According to the American Academy of Orthopedic Surgeons, certain things can be done by shovelers before they brave the elements to clear that path to freedom. The academy advises using proper techniques to prevent injury this winter.

"Shoveling is a rigorous aerobic activity that places great physical demands on the body," said Dr. Scott Boden, an orthopedic surgeon at the Emory Spine Center in Decatur, Ga. "Couch potatoes and those not physically fit should not shovel snow."

Chris Hale, physical therapist with Baptist St. Anthony's Hos-pital, said the shovelers who get hurt usually haven't been physically active at all.

"They need to stay in some kind of reasonable shape," he said. "The first time it snows is usually too late."

Golfers, before teeing off, regularly warm up their backs, legs, arms and shoulders to avoid injury, Boden said. "Snow shovelers should do the same."

Hale said it also is important to dress in layers instead of a T-shirt and a big heavy coat.

"That way if you get too warm," he said, "you can un-layer."

Boden offered these injury prevention guidelines:

1. Warm up your muscles for at least 10 minutes. Do some light exercises.

"Do gentle stretches," Hale said. "Do some warm-ups. If it's not too icy, walk a block or two to warm up. Do some gentle stretches, some gentle back bends. These exercises shouldn't be painful."

2. Keep the shovel close to your body, don't extend your arms with a shovel full of snow -- that puts too much weight on your spine.

Randy Clark, director of physical medicine at Northwest Texas Hospital, said a proper shovel is the key to preventing injury. He recommends shovelers buy one that is ergonomically shaped, with a bend in the handle instead of the old style with a straight handle.

Clark said it also is important is to remember to breathe when you are shoveling. "Whistle or sing," he said. "If you hold your breath, it can cause a lot of pressure on the back."

3. Push the snow in front of you if possible.

4. If you must lift the snow, bend your knees (not your back), squat and lift with your legs.

"The biggest error that most people make," Hale said, "is leaning forward with the back bent at an extreme angle for a long period of time."

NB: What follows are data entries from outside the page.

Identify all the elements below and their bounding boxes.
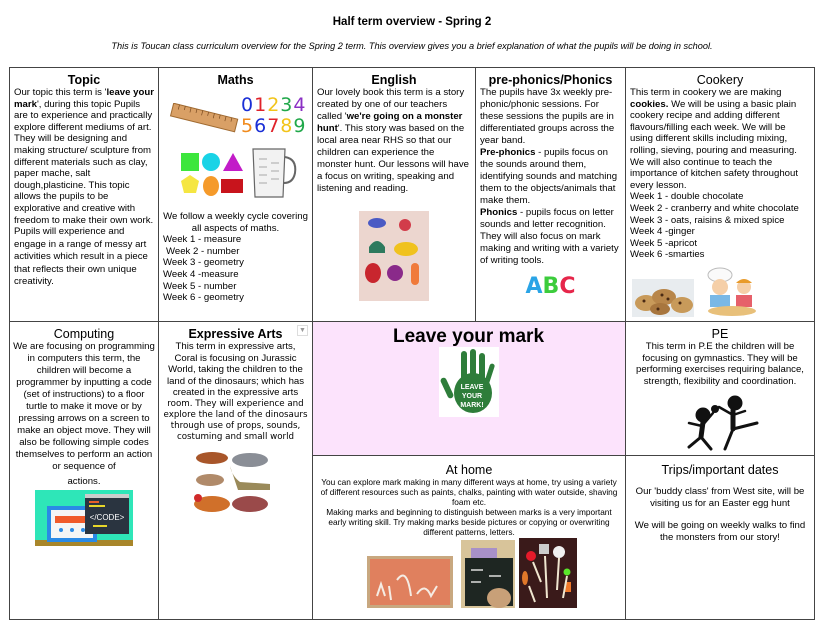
cookery-week: Week 6 -smarties <box>630 249 705 261</box>
expressive-arts-text: This term in expressive arts, Coral is focusing on Jurassic World, taking the children to the land of the dinosaurs; which has created in the expressive arts <box>166 341 305 398</box>
measuring-jug-image <box>249 145 299 201</box>
cookery-text-part: We will be using a basic plain cookery recipe and adding different flavours/filling each week. We will be using different skills including mixing, rolling, sieving, pouring and measuring. We will also continue to teach the importance of kitchen safety throughout every lesson. <box>630 98 798 191</box>
pre-phonics-label: Pre-phonics <box>480 147 536 158</box>
maths-week: Week 3 - geometry <box>163 257 244 269</box>
english-book-title: we're going on a monster hunt <box>317 111 463 134</box>
svg-text:LEAVE: LEAVE <box>460 383 483 391</box>
english-text-part: Our lovely book this term is a story created by one of our teachers called ' <box>317 87 465 122</box>
expressive-arts-cell <box>159 322 312 619</box>
trips-cell <box>626 456 814 619</box>
code-label: </CODE> <box>89 512 125 522</box>
at-home-images <box>319 538 619 608</box>
pe-text: This term in P.E the children will be focusing on gymnastics. They will be performing exercises requiring balance, strength, flexibility and coordination. <box>636 341 804 387</box>
cookery-week: Week 1 - double chocolate <box>630 191 744 203</box>
trips-para-1: Our 'buddy class' from West site, will be visiting us for an Easter egg hunt <box>635 486 805 509</box>
abc-letter: A <box>525 274 543 299</box>
page-subtitle: This is Toucan class curriculum overview for the Spring 2 term. This overview gives you a brief explanation of what the pupils will be doing in school. <box>111 41 713 51</box>
maths-week: Week 4 -measure <box>163 268 239 280</box>
cookery-text-part: This term in cookery we are making <box>630 87 782 98</box>
topic-heading: Topic <box>67 73 101 87</box>
center-cell <box>312 321 625 455</box>
maths-week: Week 6 - geometry <box>163 292 244 304</box>
dinosaurs-image <box>190 448 282 516</box>
coding-image <box>35 490 133 546</box>
numbers-image <box>241 95 306 137</box>
phonics-heading: pre-phonics/Phonics <box>488 73 613 87</box>
computing-text: We are focusing on programming in computers this term, the children will become a programmer by inputting a code (set of instructions) to a floor turtle to make it move or by pressing arrows on a screen to make an object move. They will also be following simple codes themselves to perform an action or sequence of <box>13 341 155 472</box>
cookery-text <box>630 87 810 191</box>
dropdown-arrow-icon[interactable]: ▼ <box>297 325 308 336</box>
maths-heading: Maths <box>217 73 254 87</box>
cookery-cell <box>626 68 814 321</box>
monster-drawings-image <box>359 211 429 301</box>
abc-letter: C <box>559 274 576 299</box>
salt-tray-writing-image <box>367 556 453 608</box>
topic-cell <box>10 68 158 321</box>
ruler-image <box>169 103 239 133</box>
cookery-images <box>630 267 810 317</box>
chef-kids-image <box>702 267 762 317</box>
computing-text-end: actions. <box>67 476 101 487</box>
center-heading: Leave your mark <box>392 326 545 347</box>
computing-cell <box>10 322 158 619</box>
digits-row-2: 56789 <box>241 115 307 137</box>
pre-phonics-desc: - pupils focus on the sounds around them, identifying sounds and matching them to the objects/animals that make them. <box>480 147 618 206</box>
expressive-arts-heading: Expressive Arts <box>188 327 283 341</box>
trips-para-2: We will be going on weekly walks to find the monsters from our story! <box>634 520 806 543</box>
phonics-intro: The pupils have 3x weekly pre-phonic/phonic sessions. For these sessions the pupils are in differentiated groups across the year band. <box>480 87 615 146</box>
cookery-week: Week 3 - oats, raisins & mixed spice <box>630 214 785 226</box>
topic-intro <box>14 87 154 226</box>
gymnastics-children-image <box>675 393 765 453</box>
topic-name: leave your mark <box>14 87 154 110</box>
pe-heading: PE <box>711 327 729 341</box>
english-text <box>317 87 471 195</box>
maths-week: Week 1 - measure <box>163 234 242 246</box>
maths-intro: We follow a weekly cycle covering all aspects of maths. <box>163 211 308 234</box>
phonics-desc: - pupils focus on letter sounds and letter recognition. They will also focus on mark making and writing with a variety of writing tools. <box>480 207 619 266</box>
english-cell <box>313 68 475 321</box>
english-heading: English <box>371 73 417 87</box>
painting-tools-image <box>519 538 577 608</box>
cookery-week: Week 4 -ginger <box>630 226 695 238</box>
phonics-text <box>480 207 621 267</box>
page-title: Half term overview - Spring 2 <box>332 16 492 28</box>
shapes-image <box>181 153 243 197</box>
phonics-cell <box>476 68 625 321</box>
cookies-image <box>632 279 694 317</box>
at-home-para-2: Making marks and beginning to distinguish between marks is a very important early writing skill. Try making marks beside pictures or copying or overwriting different patterns, letters. <box>326 507 612 537</box>
at-home-cell <box>313 456 625 619</box>
maths-week-list <box>163 234 308 304</box>
topic-intro-text: Our topic this term is ' <box>14 87 107 98</box>
chalkboard-image <box>461 540 515 608</box>
topic-intro-text: ', during this topic Pupils are to experience and practically explore different mediums of art. They will be designing and making structure/ sculpture from different materials such as clay, paper mache, salt dough,plasticine. This topic allows the pupils to be explorative and creative with freedom to make their own work. <box>14 98 154 226</box>
maths-images <box>163 95 308 203</box>
english-text-part: '. This story was based on the local area near RHS so that our children can experience the monster hunt. Our lessons will have a focus on writing, speaking and listening and reading. <box>317 123 469 194</box>
topic-para2: Pupils will experience and engage in a range of messy art activities which result in a piece that reflects their own unique creativity. <box>14 226 148 288</box>
pre-phonics-text <box>480 147 621 207</box>
cookery-week: Week 2 - cranberry and white chocolate <box>630 202 799 214</box>
cookery-week: Week 5 -apricot <box>630 237 698 249</box>
maths-cell <box>159 68 312 321</box>
maths-week: Week 2 - number <box>166 245 240 257</box>
abc-image <box>480 275 621 299</box>
cookery-heading: Cookery <box>696 73 744 87</box>
digits-row-1: 01234 <box>241 94 307 116</box>
computing-heading: Computing <box>53 327 115 341</box>
svg-text:MARK!: MARK! <box>459 401 484 409</box>
grid-line <box>9 619 815 620</box>
grid-line <box>814 67 815 620</box>
expressive-arts-text-2: room. They will experience and explore the land of the dinosaurs through use of props, sounds, costuming and small world <box>163 398 308 443</box>
svg-text:YOUR: YOUR <box>461 392 482 400</box>
phonics-label: Phonics <box>480 207 518 218</box>
pe-cell <box>626 322 814 455</box>
at-home-heading: At home <box>445 463 493 477</box>
at-home-para-1: You can explore mark making in many different ways at home, try using a variety of different resources such as paints, chalks, painting with water outside, shaving foam etc. <box>320 477 618 507</box>
cookery-item: cookies. <box>630 98 669 110</box>
trips-heading: Trips/important dates <box>661 463 779 477</box>
leave-your-mark-hand-logo <box>439 347 499 417</box>
maths-week: Week 5 - number <box>163 280 237 292</box>
cookery-week-list <box>630 191 810 261</box>
abc-letter: B <box>542 274 560 299</box>
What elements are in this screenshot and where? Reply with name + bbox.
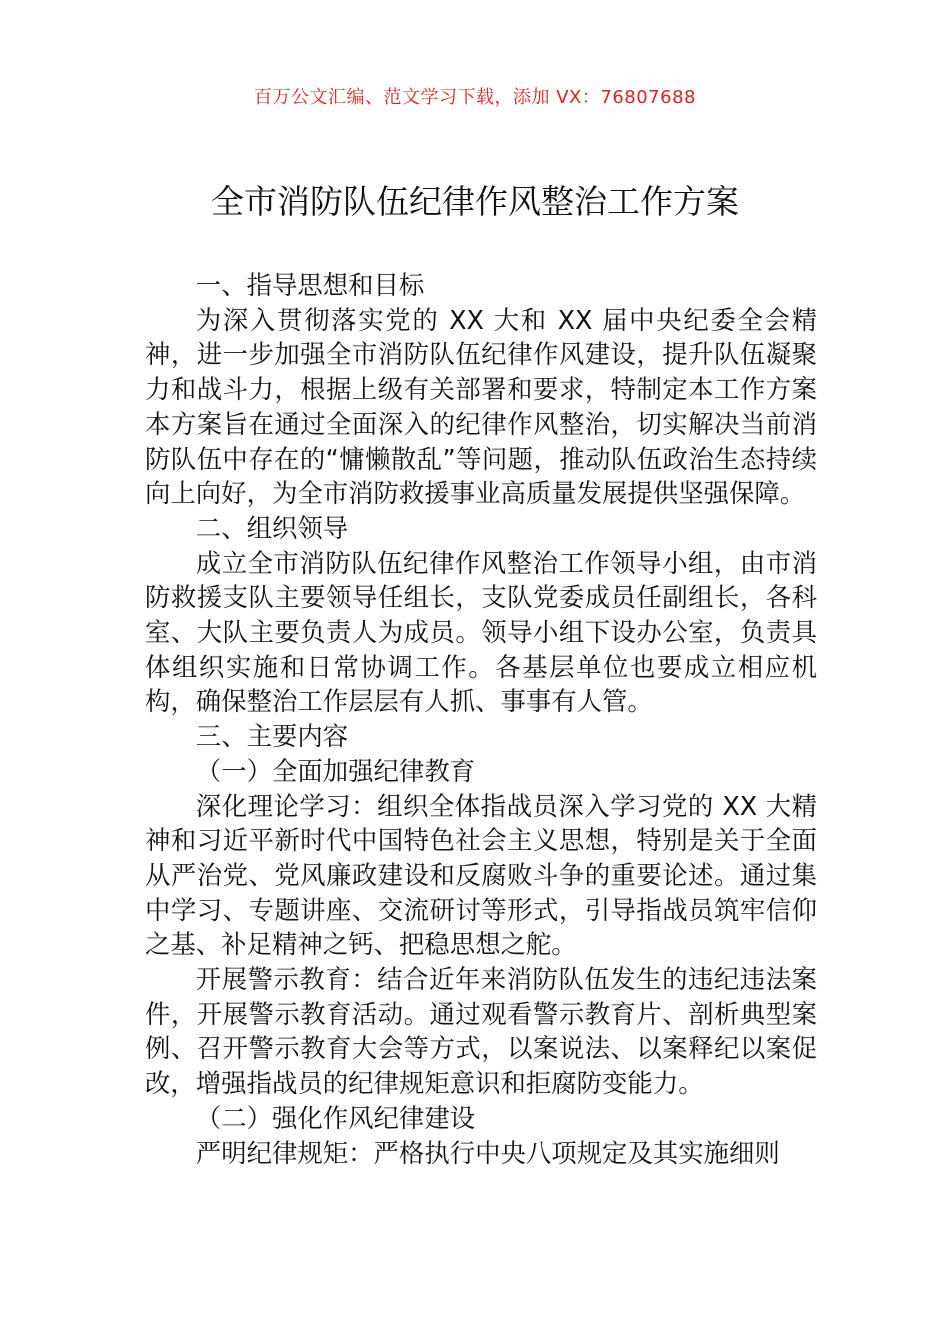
paragraph-organization: 成立全市消防队伍纪律作风整治工作领导小组，由市消防救援支队主要领导任组长，支队党委成员任副组长，各科室、大队主要负责人为成员。领导小组下设办公室，负责具体组织实施和日常协调工作。各基层单位也要成立相应机构，确保整治工作层层有人抓、事事有人管。 — [145, 547, 817, 717]
document-title: 全市消防队伍纪律作风整治工作方案 — [211, 182, 739, 221]
header-note: 百万公文汇编、范文学习下载，添加 VX：76807688 — [254, 87, 696, 108]
document-body — [145, 268, 817, 1170]
section-heading-main-content: 三、主要内容 — [195, 721, 349, 752]
subsection-heading-work-style: （二）强化作风纪律建设 — [195, 1102, 476, 1133]
paragraph-theory-study: 深化理论学习：组织全体指战员深入学习党的 XX 大精神和习近平新时代中国特色社会主义思想，特别是关于全面从严治党、党风廉政建设和反腐败斗争的重要论述。通过集中学习、专题讲座、交流研讨等形式，引导指战员筑牢信仰之基、补足精神之钙、把稳思想之舵。 — [145, 790, 817, 960]
section-heading-guiding-ideology: 一、指导思想和目标 — [195, 270, 425, 300]
paragraph-guiding-ideology: 为深入贯彻落实党的 XX 大和 XX 届中央纪委全会精神，进一步加强全市消防队伍纪律作风建设，提升队伍凝聚力和战斗力，根据上级有关部署和要求，特制定本工作方案本方案旨在通过全面深入的纪律作风整治，切实解决当前消防队伍中存在的“慵懒散乱”等问题，推动队伍政治生态持续向上向好，为全市消防救援事业高质量发展提供坚强保障。 — [145, 304, 817, 509]
paragraph-warning-education: 开展警示教育：结合近年来消防队伍发生的违纪违法案件，开展警示教育活动。通过观看警示教育片、剖析典型案例、召开警示教育大会等方式，以案说法、以案释纪以案促改，增强指战员的纪律规矩意识和拒腐防变能力。 — [145, 964, 817, 1099]
subsection-heading-discipline-education: （一）全面加强纪律教育 — [195, 755, 476, 786]
paragraph-strict-rules: 严明纪律规矩：严格执行中央八项规定及其实施细则 — [195, 1137, 780, 1168]
section-heading-organization: 二、组织领导 — [195, 512, 349, 543]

5. Scoop up small amounts of snow and walk to where you will dump it. Do not toss the snow over your shoulder or to the side.

"The ligaments and disks in your back are prone to more injury when you are in a twisted position," Boden said.

"Such movement tears the outer lining of the disk, allowing the disk's soft center to bulge into the nerve. That produces extreme pain. Muscles and ligaments tighten, go into spasms and sideline the shoveler for days."

Most injuries occur because shovelers use their backs instead of their legs when shoveling.

6. To avoid falls, wear shoes that have slip-resistant soles. "Make sure you can see what you are shoveling," Boden said. "Don't let a scarf block your view."

7. Do not remove deep snow all at once. "Do it piecemeal," Boden said. Snow that stays on the ground for a while usually becomes heavier, he said. "Packed snow weighs more. Take an inch or 2 off, rest, then shovel another inch. Repeat if necessary."

Clark agreed.

"Shovel fresh snow if possible," Clark said.

"About half a shovelful at a time is plenty. Stop immediately if you develop pain (in the back). Take frequent breaks. Shovel two or three minutes and rest two or three minutes. (Snow) shoveling is considered a moderate exercise. It is equivalent to walking 4 miles an hour."

Large loads and back rotation are the main cause of injury, Hale said.

"The best way is to take smaller bites with your shovel," Hale said.

"Rotate the whole body and use the legs. Work at a steady pace. When you get tired, stand up straight. Your body will tell you when it is fatigued. The more fatigued you are, the more likely you are to be injured."